Both male and female fertility is affected by Brucella Canis! Any dog affected with testicular issues and infertility should have B. canis in the screening test. Likewise, any dog brought into the kennel for breeding should have Brucella testing to protect your breeding stock investment.
Testing involves serum sent to a lab and the most accurate test is the PCR test done at Kansas State University and Iowa State University. Other tests for B. canis have had issues with false positives and negatives not seen with the PCR test that detects the Brucella DNA. If you have a positive test, you can be assured it is positive and, likewise the negative is negative, no repeat testing is needed to prove the test results. Please always test any new dog and especially any adult dog brought into the kennel for breeding and be sure the PCR test was the one used.
Male Fertility Supplements:
- L-Carnitine plays a vital role in the process of sperm development, in promoting proper maturation, and morphology of sperm. It also has a role in ensuring the maintenance of sperm quality and vitality.
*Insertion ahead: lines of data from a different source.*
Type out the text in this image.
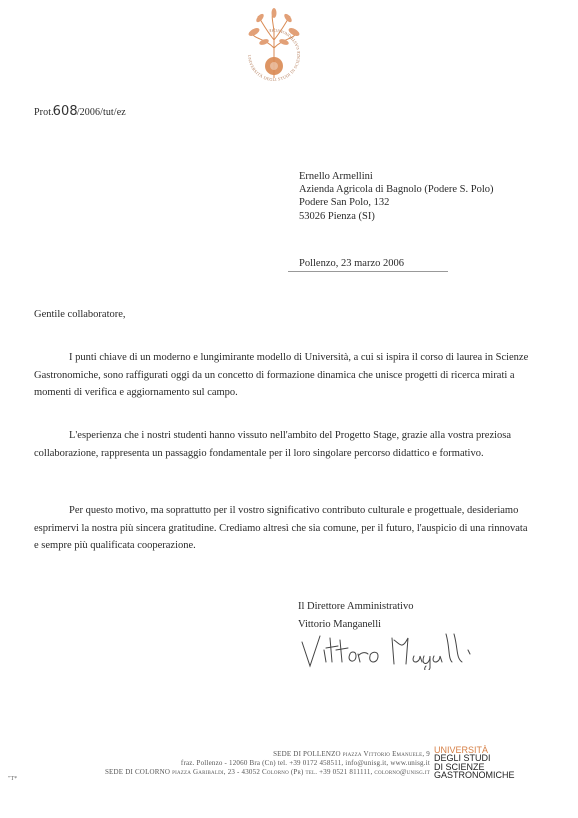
UNIVERSITÀ DEGLI STUDI DI SCIENZE GASTRONOMICHE
Prot.608/2006/tut/ez
Ernello Armellini
Azienda Agricola di Bagnolo (Podere S. Polo)
Podere San Polo, 132
53026 Pienza (SI)
Pollenzo, 23 marzo 2006
Gentile collaboratore,
I punti chiave di un moderno e lungimirante modello di Università, a cui si ispira il corso di laurea in Scienze Gastronomiche, sono raffigurati oggi da un concetto di formazione dinamica che unisce progetti di ricerca mirati a momenti di verifica e aggiornamento sul campo.
L'esperienza che i nostri studenti hanno vissuto nell'ambito del Progetto Stage, grazie alla vostra preziosa collaborazione, rappresenta un passaggio fondamentale per il loro singolare percorso didattico e formativo.
Per questo motivo, ma soprattutto per il vostro significativo contributo culturale e progettuale, desideriamo esprimervi la nostra più sincera gratitudine. Crediamo altresì che sia comune, per il futuro, l'auspicio di una rinnovata e sempre più qualificata cooperazione.
Il Direttore Amministrativo
Vittorio Manganelli
SEDE DI POLLENZO piazza Vittorio Emanuele, 9
fraz. Pollenzo - 12060 Bra (Cn) tel. +39 0172 458511, info@unisg.it, www.unisg.it
SEDE DI COLORNO piazza Garibaldi, 23 - 43052 Colorno (Pr) tel. +39 0521 811111, colorno@unisg.it
UNIVERSITÀ
DEGLI STUDI
DI SCIENZE
GASTRONOMICHE
"T*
- Vitamins A, C, E, and Selenium are important vitamins and cleansing antioxidants that play a key role in repairing damage caused by the environment and aging.
- Grape seed Extract scours damaging free-radicals from your system and literally prevents “rusting” of tissues and cells of the testicle.
- Zinc has been shown to have a positive effect on sperm formation, sperm motility, and testosterone metabolism.
- Vitamins - B6, B12 and Folate are vitamins critical to male reproductive.
- Lastly Vitamin D has shown to increase sperm motility and I always use if males are primarily housed inside.
These are the vitamins, minerals, and herbs found through research to be helpful in mammals for maximum fertility. They can be useful when given during the breeding season. Research these products yourself or use Breeders' Edge® Oxy-Stud™ — with all these products in it at levels research recommended. Oxy-Stud is used during breeding season and best to start 30 days before for best results. The reason for use is maximum fertility and to keep the stud dog fertile. Most products do not correct infertility but can be helpful. You have an investment in your stud dog; the use of supplements can help keep your investment fertile!
Hot weather breeding is never a sure thing and is one of the toughest management times in the kennel! Keeping your stud dogs cool and not overusing can increase your hot weather breeding success!